What does it really mean to be "red"? Because this is the work that we do in Tug-ani: as alternative media, we chronicle the story of the students and the people. Not only that, by raising the discourse, we join the struggle. As a publication built by the students and for the students, the only bias we can have is towards them, towards their calls and concerns about the basic masses, towards the threads of life that move them.
And as an organizer, this is the work that I do. ANYONE, even those who have questioned my integrity as a student journalist, can attest to the fact that I have been active all-year round. I have invited all of you to the integrations, gatherings, EDs, and protests that I am invited to.
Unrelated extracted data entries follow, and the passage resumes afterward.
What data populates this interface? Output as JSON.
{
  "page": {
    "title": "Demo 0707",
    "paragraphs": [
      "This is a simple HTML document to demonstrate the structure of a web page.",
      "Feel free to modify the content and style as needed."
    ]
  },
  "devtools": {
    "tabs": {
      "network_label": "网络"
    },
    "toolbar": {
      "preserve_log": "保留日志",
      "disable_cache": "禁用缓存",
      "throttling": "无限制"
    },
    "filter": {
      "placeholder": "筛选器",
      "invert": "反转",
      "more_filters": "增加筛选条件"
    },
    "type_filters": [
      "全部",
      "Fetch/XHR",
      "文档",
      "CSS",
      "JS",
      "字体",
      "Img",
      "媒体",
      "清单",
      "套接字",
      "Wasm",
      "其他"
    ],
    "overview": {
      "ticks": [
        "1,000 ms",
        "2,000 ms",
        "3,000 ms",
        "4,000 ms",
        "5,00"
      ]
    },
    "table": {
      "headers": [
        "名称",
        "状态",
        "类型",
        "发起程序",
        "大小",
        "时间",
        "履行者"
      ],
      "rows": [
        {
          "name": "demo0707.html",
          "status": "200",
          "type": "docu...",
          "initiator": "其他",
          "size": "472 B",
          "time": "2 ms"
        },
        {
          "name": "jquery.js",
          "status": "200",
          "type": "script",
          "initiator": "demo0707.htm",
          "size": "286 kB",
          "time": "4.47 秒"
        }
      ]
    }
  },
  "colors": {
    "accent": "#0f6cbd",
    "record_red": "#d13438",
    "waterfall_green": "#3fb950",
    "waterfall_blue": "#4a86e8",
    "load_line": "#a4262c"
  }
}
Sometimes, I am not given a response. Sometimes, not even a "seen" and yet I continue to drop messages in your inboxes, post invites in our groups, hoping that one day, through ceaseless and tireless persuasion, you'll join the struggle because I know that, in the final analysis, you are not a class enemy and I have no business isolating you.
But if this is what it means to be "red", if being one with the struggle of the masses is what it means to be "red", if finding myself among the workers, peasants, drivers, the urban poor is what it means to be "red", then what does that make you? How and where do you stand? What do you stand for?
When you have an answer, come find me.
All 4 years in this, I have found myself among the people, have tried to bring their stories to the students of UP Cebu and to everyone that our Facebook page may reach. Even you, those who question my integrity, would attest to this. You know where I've been. You know what I've done. And you'll know where I'm going.
Come find me among the workers, peasants, and the basic masses—when you're ready.
"Doon sa mundo ng mga gutom - doon tayo mag-diskusyon."